Source code in vllm_gaudi/v1/spec_decode/hpu_eagle_unified.py

class HpuEagleProposer(EagleProposer):

    def propose(
        self,
        # [num_tokens]
        target_token_ids: torch.Tensor,
        # [num_tokens] or [3, num_tokens] when M-RoPE is enabled
        target_positions: torch.Tensor,
        # [num_tokens, hidden_size]
        target_hidden_states: torch.Tensor,
        # [batch_size]
        next_token_ids: torch.Tensor,
        last_token_indices: torch.Tensor | None,
        common_attn_metadata: HPUUnifiedAttentionMetadata,
        sampling_metadata: SamplingMetadata,
        mm_embed_inputs: tuple[list[torch.Tensor], torch.Tensor] | None = None,
    ):
        num_tokens = target_token_ids.shape[0]
        # For decode, the virtual batch_size is batch size * num_tokens
        # and the seq_len is always 1

        if self.method == "eagle3":
            assert isinstance(self.model.model, Eagle3LlamaForCausalLM)
            target_hidden_states = \
                self.model.model.combine_hidden_states(
                    target_hidden_states)
            assert target_hidden_states.shape[-1] == self.hidden_size

        self.input_ids[:num_tokens - 1] = target_token_ids[1:]
        # Replace the last token with the next token.
        # E.g., [b1, b2, c1, c2, c3, c3] -> [a2, b2, b3, c2, c3, c4]
        self.input_ids[last_token_indices] = next_token_ids

        #print(f"{self.input_ids[:num_tokens]}, {target_token_ids}")

        ret_hidden_states = self.model(
            input_ids=self.input_ids[:num_tokens].unsqueeze(-1),
            positions=target_positions.unsqueeze(-1),
            hidden_states=target_hidden_states,
            inputs_embeds=None,
            attn_metadata=common_attn_metadata,
        )

        # All MTP related method names are now unified to "mtp"
        if self.method == "mtp":
            last_hidden_states = ret_hidden_states
            hidden_states = last_hidden_states
        else:
            last_hidden_states, hidden_states = ret_hidden_states
        last_hidden_states = last_hidden_states.view(-1, last_hidden_states.shape[-1])
        sample_hidden_states = last_hidden_states[last_token_indices]
        logits = self.model.compute_logits(sample_hidden_states)

        # Early exit if there is only one draft token to be generated.
        if self.num_speculative_tokens == 1:
            draft_token_ids = logits.argmax(dim=-1)
            return draft_token_ids.view(-1, 1)

    def prepare_inputs(
        self,
        sampled_token_ids: list[list[int]],
        unified_data: UnifiedBatch,
    ):
        """
        This function is used to prepare the inputs for speculative decoding.
        It updates to the common_attn_metadata to account for the rejected
        tokens (and newly sampled tokens).

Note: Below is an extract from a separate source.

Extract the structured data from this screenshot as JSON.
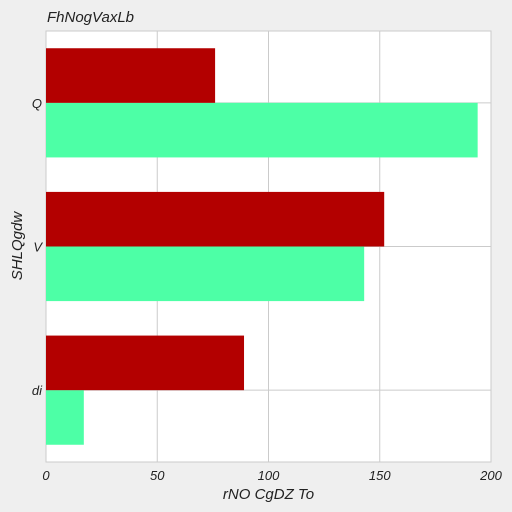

It also returns the token indices
        of the tokens that should be fed to the speculator. And last_token_indices
        to indicate indices for the next_token_ids copied to.
        """
        # E.g.
        #  query_start_loc{_cpu}:
        #       [0, q1, q1 + q2, q1 + q2 + q3]
        #  seq_lens{_cpu}: [s1, s2, s3]
        #  num_rejected_tokens: [n1, n2, n3]
        # This function computes the intermediate values:
        #  num_tokens_per_req: [q1 - n1, q2 - n2, q3 - n3]
        # And returns:
        #  query_start_loc{_cpu}:
        #       [0, q1 - n1, q1 + q2 - n1 - n2, q1 + q2 + q3 - n1 - n2 - n3]
        #  seq_lens{_cpu}:
        #       [s1 - n1 + 1, s2 - n2 + 1, s3 - n3 + 1]
        #  token_indices: [0, 1, ..., q1 - n1 - 1,
        #                 q1, q1 + 1, ..., q1 + q2 - n2 - 1,
        #                 q1 + q2, q1 + q2 + 1, ..., q1 + q2 + q3 - n3 - 1]

        spec_decode_metadata = unified_data.spec_decode_metadata
        num_draft_tokens = spec_decode_metadata.num_draft_tokens
        query_start_loc_cpu = unified_data.query_start_loc_cpu
        #seq_lens_cpu = unified_data.seq_lens_cpu
        num_rejected_tokens = [
            n + 1 - len(sampled_token_ids[i]) if n > 0 else 0 for i, n in enumerate(num_draft_tokens)
        ]
        num_rejected_tokens = torch.tensor(num_rejected_tokens, dtype=torch.int32)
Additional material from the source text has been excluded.